Business analytics - plotting Geo-tagged data

In this section the challenge is to explore data comparing digital and traditional media options. The digital media is priced differently from the print. I think that this is not the clearest visualization in the world. But it made for a great learning experience.

To create the geographic plot I used the map package together with ggplot2 which is based on by +Leland Wilkinson's book The Grammar of Graphics. I had read the book in 2007, but found it disappointing that the system had been used only in a propitiatory format. However ggplot2 brought this powerful idea into the opensource world or R.

After researching a number of options I eventually decided using ggplot2. I preferred it since it ended up reducing the code to simple and clean form. As you can see I've improved the documentation format to include loading and installation of required packages.

Geo-Tagged sales (digital are in red paper are black)

I ended up with a small annoyance - the center of the plotted points contain a block dot which makes this look like an the results of an military exercise.

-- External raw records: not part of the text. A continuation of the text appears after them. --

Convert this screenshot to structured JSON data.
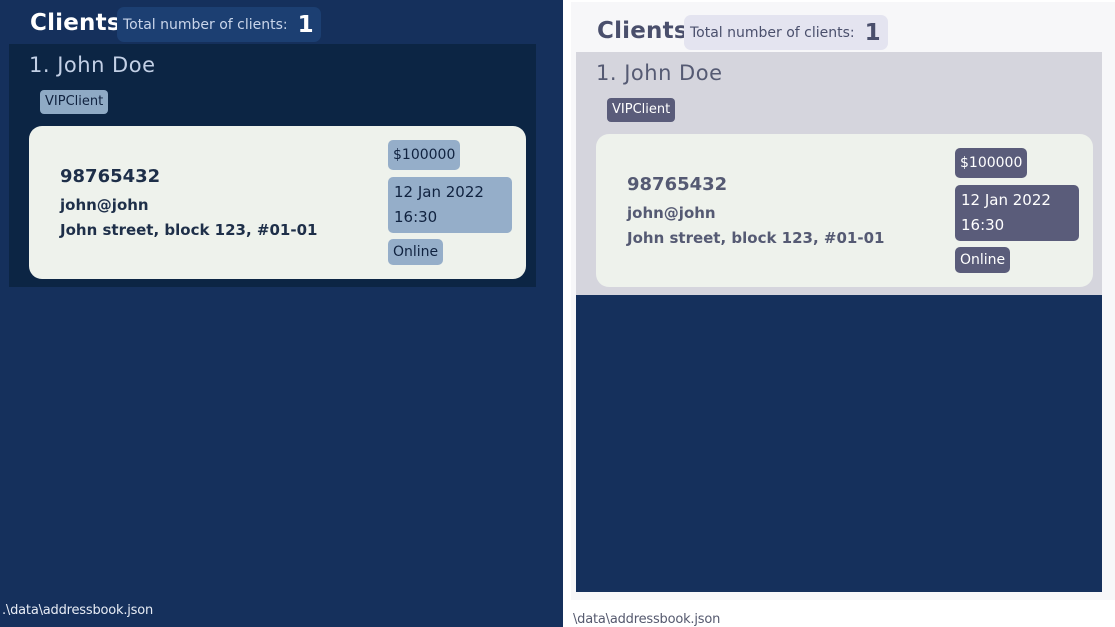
{
  "panels": [
    {
      "theme": "dark",
      "header": {
        "title": "Clients",
        "count_label": "Total number of clients:",
        "count_value": "1"
      },
      "client": {
        "index_name": "1.  John Doe",
        "tag": "VIPClient",
        "phone": "98765432",
        "email": "john@john",
        "address": "John street, block 123, #01-01",
        "price": "$100000",
        "date_line1": "12 Jan 2022",
        "date_line2": "16:30",
        "status": "Online"
      },
      "footer_path": ".\\data\\addressbook.json"
    },
    {
      "theme": "light",
      "header": {
        "title": "Clients",
        "count_label": "Total number of clients:",
        "count_value": "1"
      },
      "client": {
        "index_name": "1.  John Doe",
        "tag": "VIPClient",
        "phone": "98765432",
        "email": "john@john",
        "address": "John street, block 123, #01-01",
        "price": "$100000",
        "date_line1": "12 Jan 2022",
        "date_line2": "16:30",
        "status": "Online"
      },
      "footer_path": "\\data\\addressbook.json"
    }
  ],
  "colors": {
    "dark_background": "#15305c",
    "dark_card": "#0c2544",
    "light_card": "#d5d5dd",
    "detail_card": "#eef2ec",
    "dark_pill": "#95aec9",
    "light_pill": "#5a5c7a"
  }
}
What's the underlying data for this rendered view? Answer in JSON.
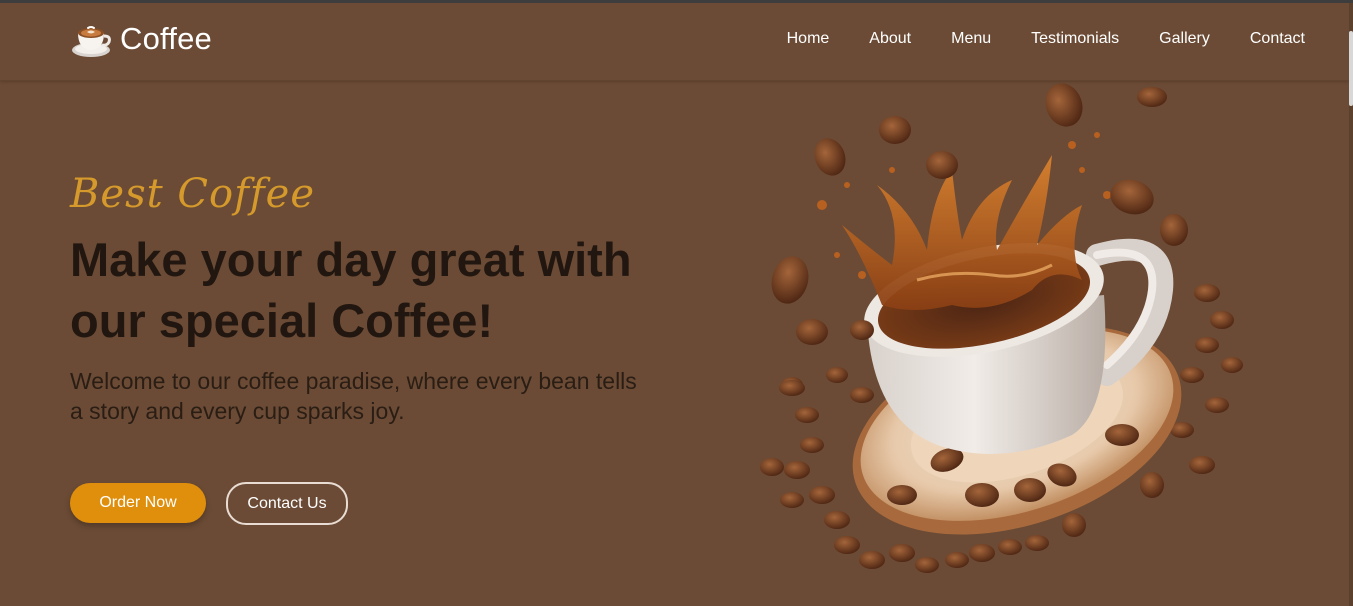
{
  "header": {
    "logo_text": "Coffee",
    "nav": [
      "Home",
      "About",
      "Menu",
      "Testimonials",
      "Gallery",
      "Contact"
    ]
  },
  "hero": {
    "tagline": "Best Coffee",
    "headline": "Make your day great with our special Coffee!",
    "subtitle_line1": "Welcome to our coffee paradise, where every bean tells",
    "subtitle_line2": "a story and every cup sparks joy.",
    "order_button": "Order Now",
    "contact_button": "Contact Us",
    "image": "coffee-cup-splash-with-beans"
  },
  "colors": {
    "background": "#6b4b35",
    "accent": "#e08f0c",
    "tagline": "#d59a2b",
    "headline": "#221710",
    "nav_text": "#ffffff"
  }
}
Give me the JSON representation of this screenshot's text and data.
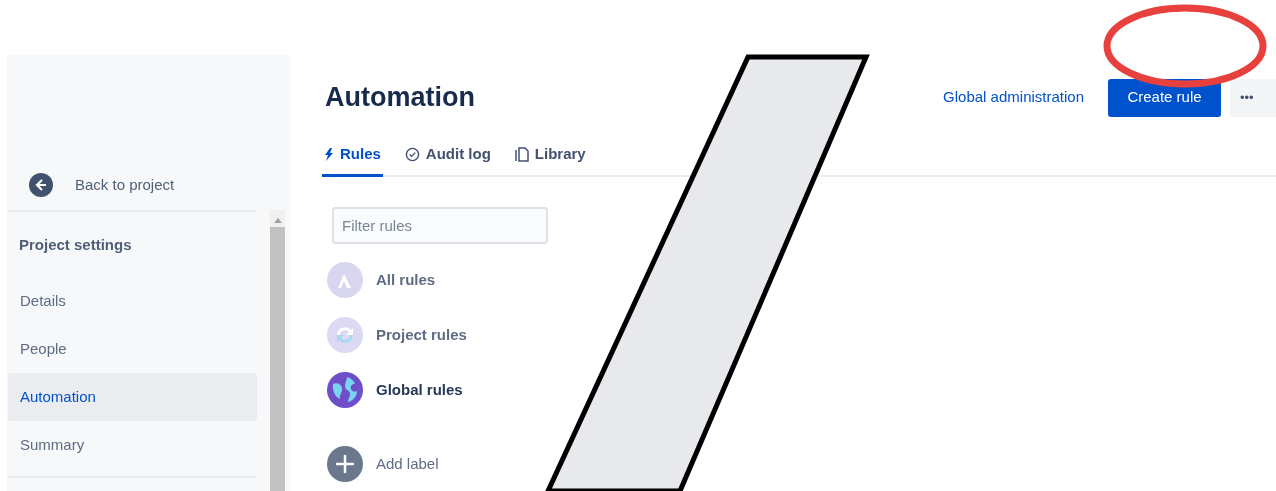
{
  "sidebar": {
    "back_link": "Back to project",
    "section_title": "Project settings",
    "items": [
      {
        "label": "Details",
        "selected": false
      },
      {
        "label": "People",
        "selected": false
      },
      {
        "label": "Automation",
        "selected": true
      },
      {
        "label": "Summary",
        "selected": false
      }
    ]
  },
  "header": {
    "title": "Automation",
    "global_link": "Global administration",
    "create_button": "Create rule",
    "more_button": "•••"
  },
  "tabs": [
    {
      "label": "Rules",
      "kind": "bolt",
      "selected": true
    },
    {
      "label": "Audit log",
      "kind": "check",
      "selected": false
    },
    {
      "label": "Library",
      "kind": "copy",
      "selected": false
    }
  ],
  "filter": {
    "placeholder": "Filter rules"
  },
  "rule_groups": [
    {
      "label": "All rules",
      "kind": "peak",
      "selected": false
    },
    {
      "label": "Project rules",
      "kind": "cycle",
      "selected": false
    },
    {
      "label": "Global rules",
      "kind": "globe",
      "selected": true
    }
  ],
  "add_label": "Add label"
}
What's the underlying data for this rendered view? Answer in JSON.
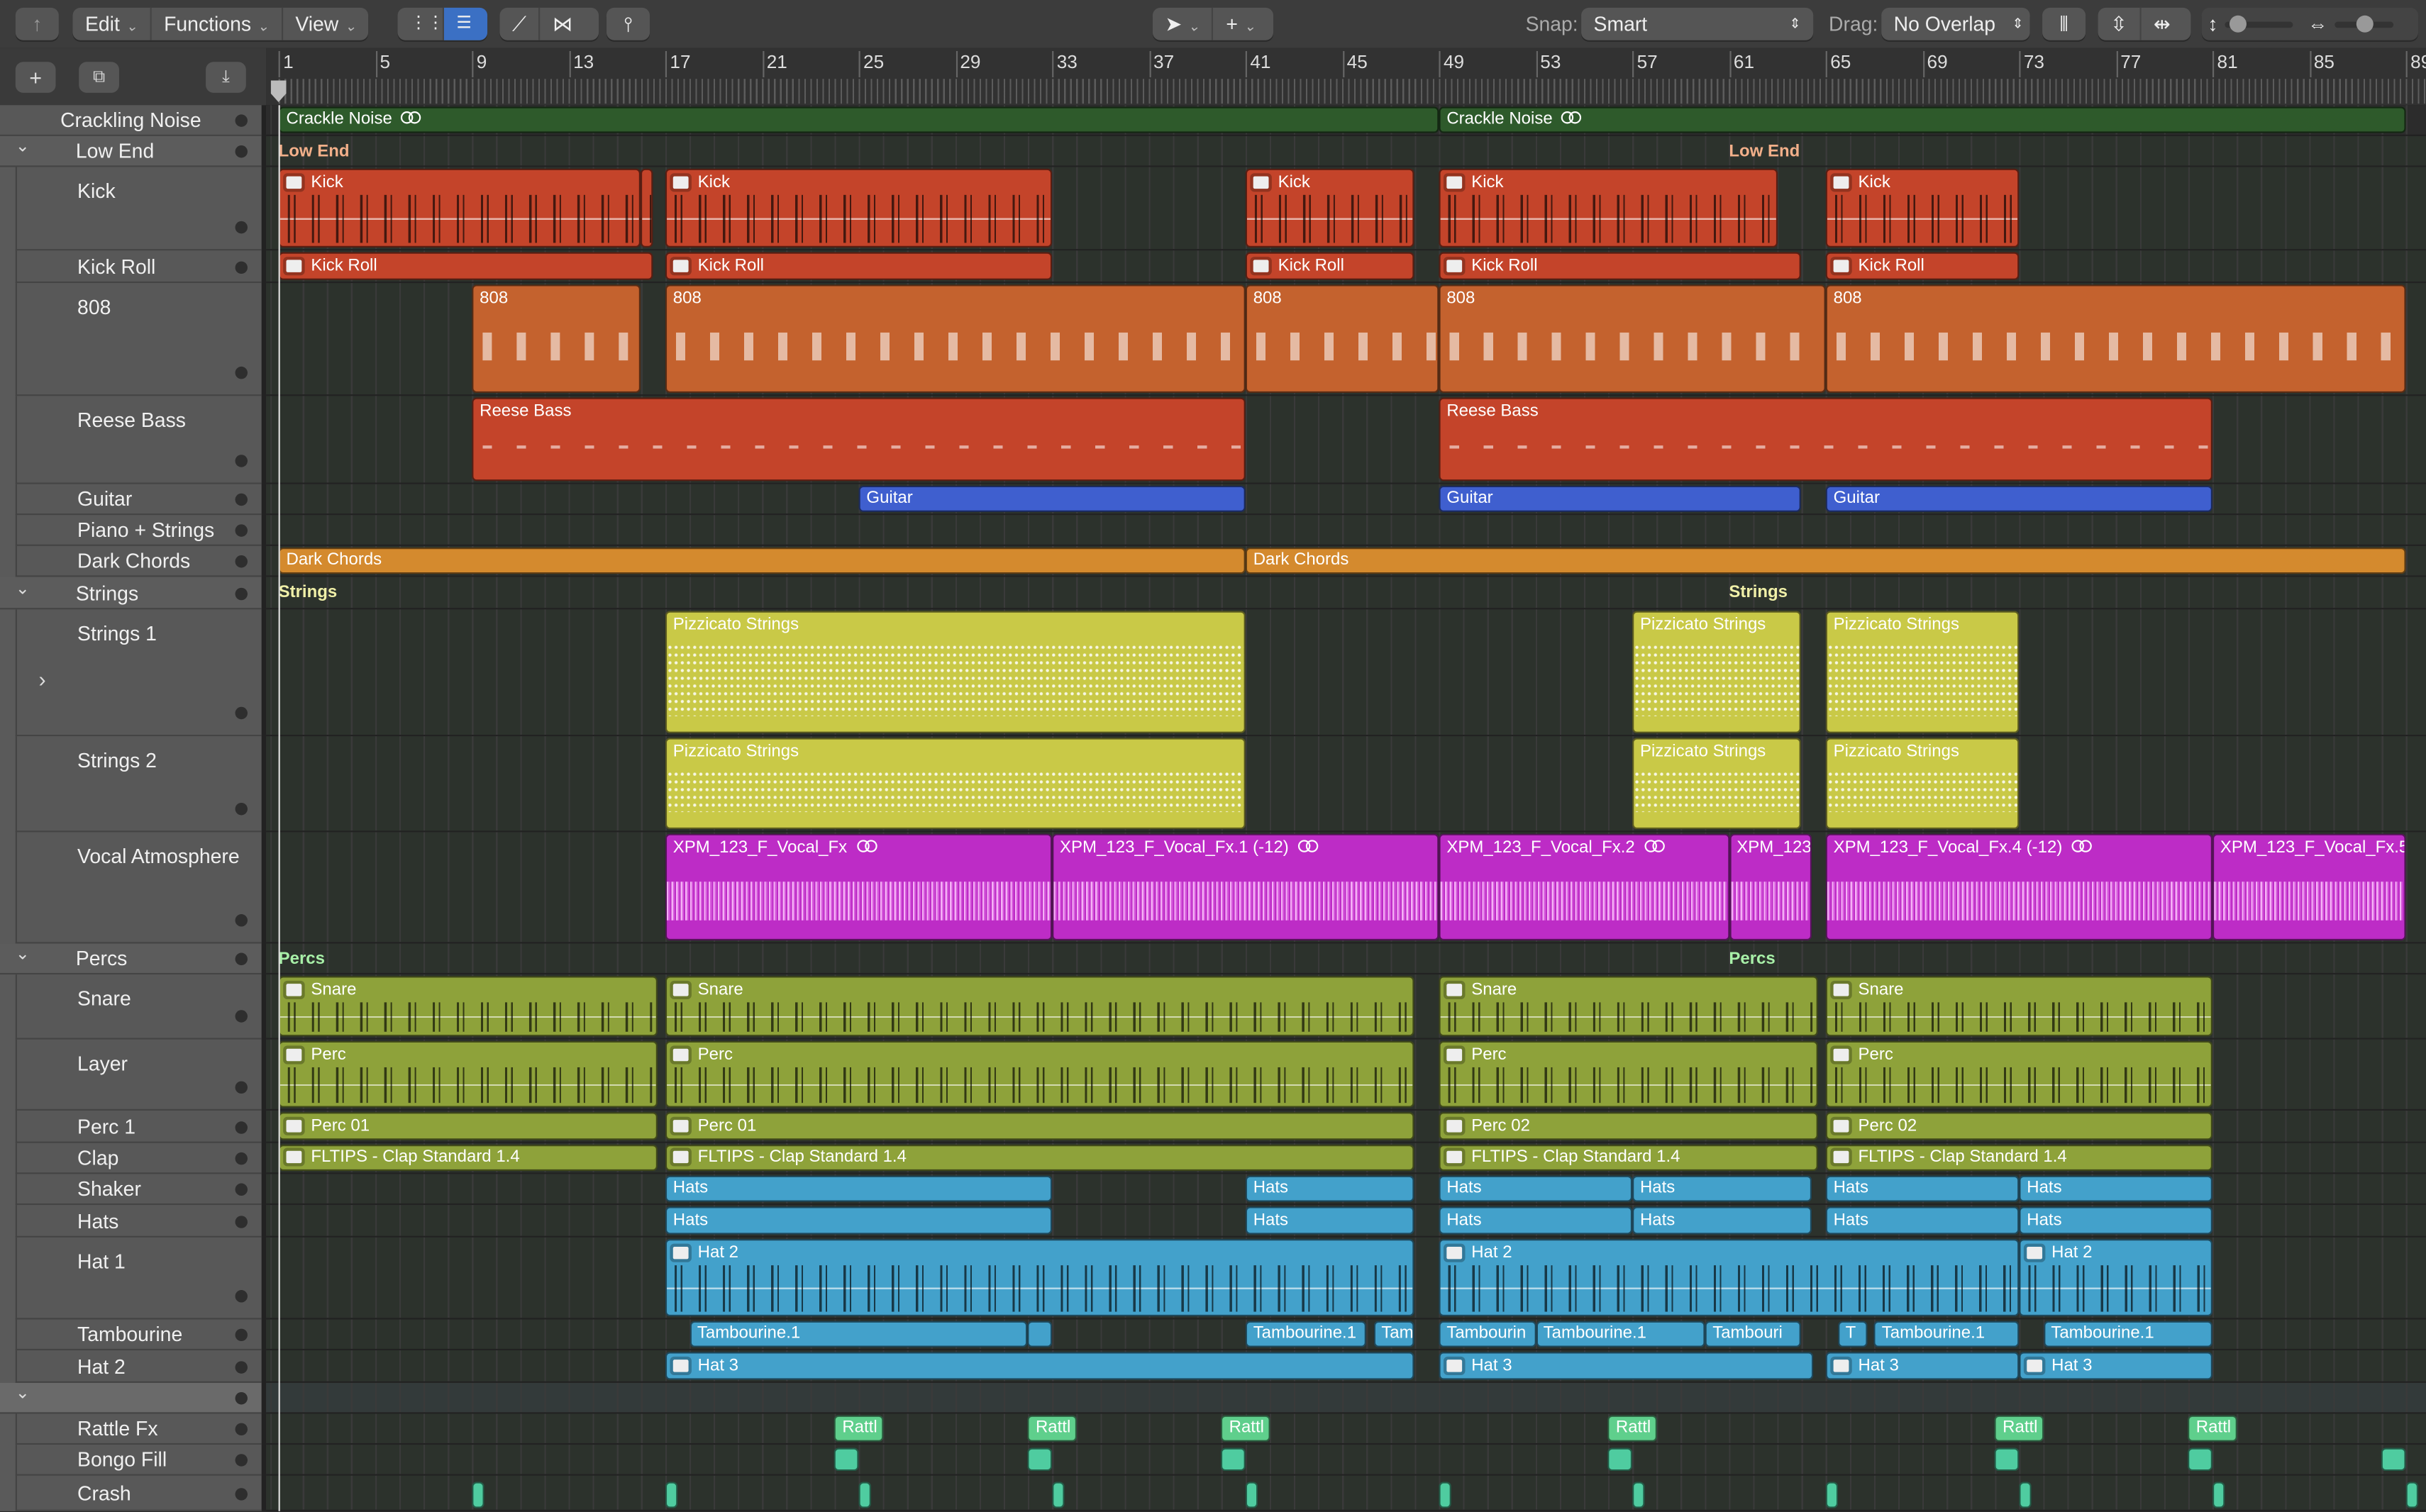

ggplot is very intuitive but does require a couple of hours to figure out. To get you started here are  a couple of articles and books which I found noteworthy of mention.
  • The ggplot tutorial I used to get started.
  • ggplot documentation I used to fix the details.
  • If R is missing your map it is possible to get more via OpenStreetMap as shown here.
  • An advanced map graphic inspired by the Financial Times 2004 election results from here, though it is not very clear what is really going on there.
  • There is a book covering this library - ggplot2: Elegant Graphics for Data Analysis by +Hadley Wickham
  • Finally the text "R Graphics" by +Paul Murrell (2006) covers using the maps package without ggplot.